パステルツェ氷河を正面に望むビュースポットに立つ。年代ごとの氷河位置を示す案内板がある。
11:20 パステルツェ氷河が溶けて流れ出した川に向かって下降を続ける。
11:35 氷河の底面に近い場所でボックスランチとなる。かつてここは分厚い氷河で埋め尽くされていたところだ。
まだ青空も見えるが、次第に雲の湧き出しが目立つようになる。天気は下り気味になってきた。
グロスグロックナー登山で前泊する山小屋が氷河の中の高台の上に建っているのが肉眼でもわずかに確認できる。
12:45 トレッキングルートが上り道になり、小高い尾根を越えるとSandersee(サンダー氷河湖)が現れる。
氷河湖に沿ってトレッキングルートを行く。モレーンのような堆積物はなく、氷河に削り取られた荒々しい岩塊の中を進む。

珍しいピンクのルペンス カスミソウ
氷河湖の一部周辺に氷河が運んできた岩の微粒子が堆積してできた砂浜に出る。手に取ってみたが、洗顔パックになるくらい細かい。
トリカブト ルペンス カスミソウ
サンダー氷河湖から流れ出る水量は豊富で滝のように勢いがある。流れ出し口の真上に架かる吊橋を渡る。

シルベストリス ナデシコ

ポリトリクス  イブキジャコウソウ

アルペストレ ハンニチバナ
この辺りでは岩場と水生を好む高山植物が入り乱れて咲いている。
アイゾイデス ユキノシタ 
13:40 氷河湖をせき止めている岩峰を登り切ったところが、氷河トレッキング最後のビューポイントとなっている。
ルートは山腹を巻くように下って行くとダム湖が見えてくる。ダム湖の周囲を半周したところから最後の急斜面を登り切れば、トレッキングゴールが待っている。
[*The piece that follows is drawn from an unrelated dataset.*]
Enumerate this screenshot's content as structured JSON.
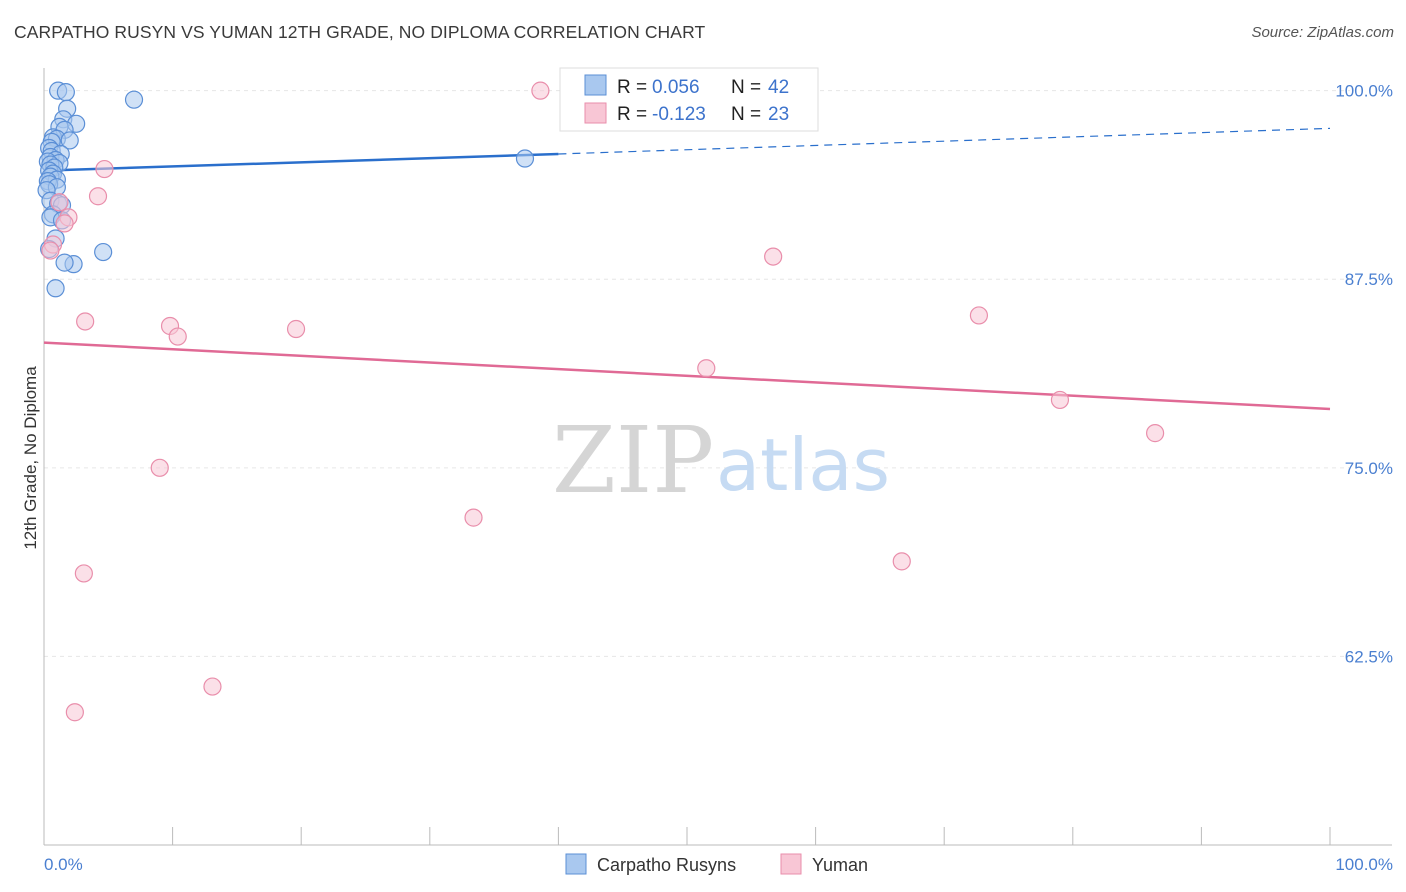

14:40 感動のゴールイン!これですべてのトレッキングは終了する。
15:20 グロースグロックナーハウスから専用車に乗り、ハイリゲンブルートに戻る。
18:30 夕食は別のホテルのレストランまで移動する。サラダとスープはビュッフェスタイルで取り放題。メインもボリューム満点の食事で空腹を満たす。

Murauer(ムーラウ) オーストリアの地ビール
オーストリア産のビールとワインは、日本ではなかなかお目にかからない。EUではビールはドイツかベルギー産が多く飲まれているようだ。旅は地産地消ものが一番うれしい。